Ah, but that comment betrays an ignorance of the current cinema. When I caught 2012 on opening day, for example, I watched it with a tub of popcorn by my side, as our reviewer Peter Hall suggested ($7.50 for a large popcorn at AMC). It gave me something to do during the non-disaster scenes. On a more serious note, the Center points out the high amount of saturated fat results from movie theater chains Regal and AMC using coconut oil to pop their popcorn. The Cinemark chain uses canola oil, which results in much less "artery-clogging" saturated fat.

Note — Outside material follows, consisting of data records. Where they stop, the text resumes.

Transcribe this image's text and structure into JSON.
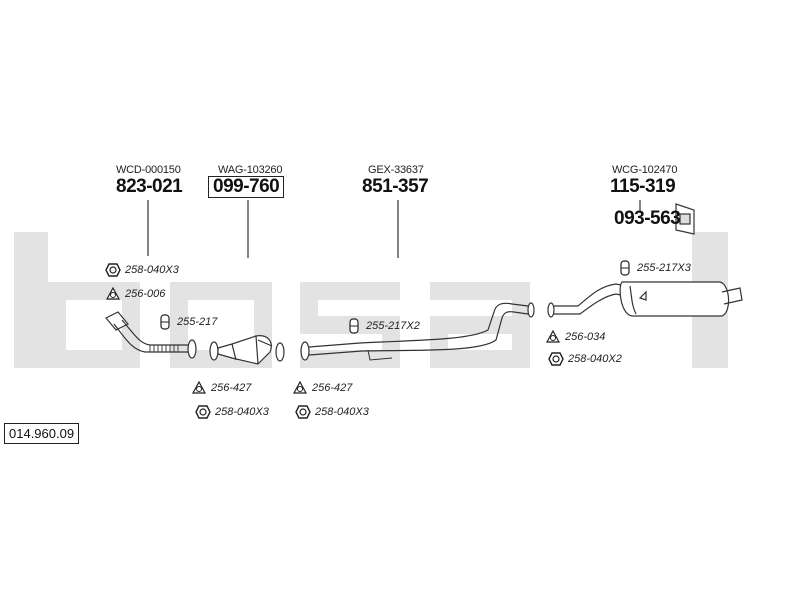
{
  "watermark": "bosal",
  "drawing_number": "014.960.09",
  "parts": [
    {
      "ref": "WCD-000150",
      "number": "823-021",
      "boxed": false
    },
    {
      "ref": "WAG-103260",
      "number": "099-760",
      "boxed": true
    },
    {
      "ref": "GEX-33637",
      "number": "851-357",
      "boxed": false
    },
    {
      "ref": "WCG-102470",
      "number": "115-319",
      "boxed": false
    }
  ],
  "extra_part": {
    "number": "093-563"
  },
  "fittings": [
    {
      "label": "258-040X3",
      "icon": "nut-icon"
    },
    {
      "label": "256-006",
      "icon": "gasket-icon"
    },
    {
      "label": "255-217",
      "icon": "clamp-icon"
    },
    {
      "label": "256-427",
      "icon": "gasket-icon"
    },
    {
      "label": "258-040X3",
      "icon": "nut-icon"
    },
    {
      "label": "256-427",
      "icon": "gasket-icon"
    },
    {
      "label": "258-040X3",
      "icon": "nut-icon"
    },
    {
      "label": "255-217X2",
      "icon": "clamp-icon"
    },
    {
      "label": "255-217X3",
      "icon": "clamp-icon"
    },
    {
      "label": "256-034",
      "icon": "gasket-icon"
    },
    {
      "label": "258-040X2",
      "icon": "nut-icon"
    }
  ]
}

For their part, the chains aren't talking, reports The Los Angeles Times, though Regal falls back on the MPAA's statistic that says the average American only attends six movies a year and thus: "Theater popcorn and movie snacks are viewed as a treat and not intended to be part of a regular diet." I know our readers watch up to six movies in a single weekend, so I ask you: Do you skip popcorn entirely? Do you buy anything from movie concession stands? If theaters offered healthier fare, would you buy it?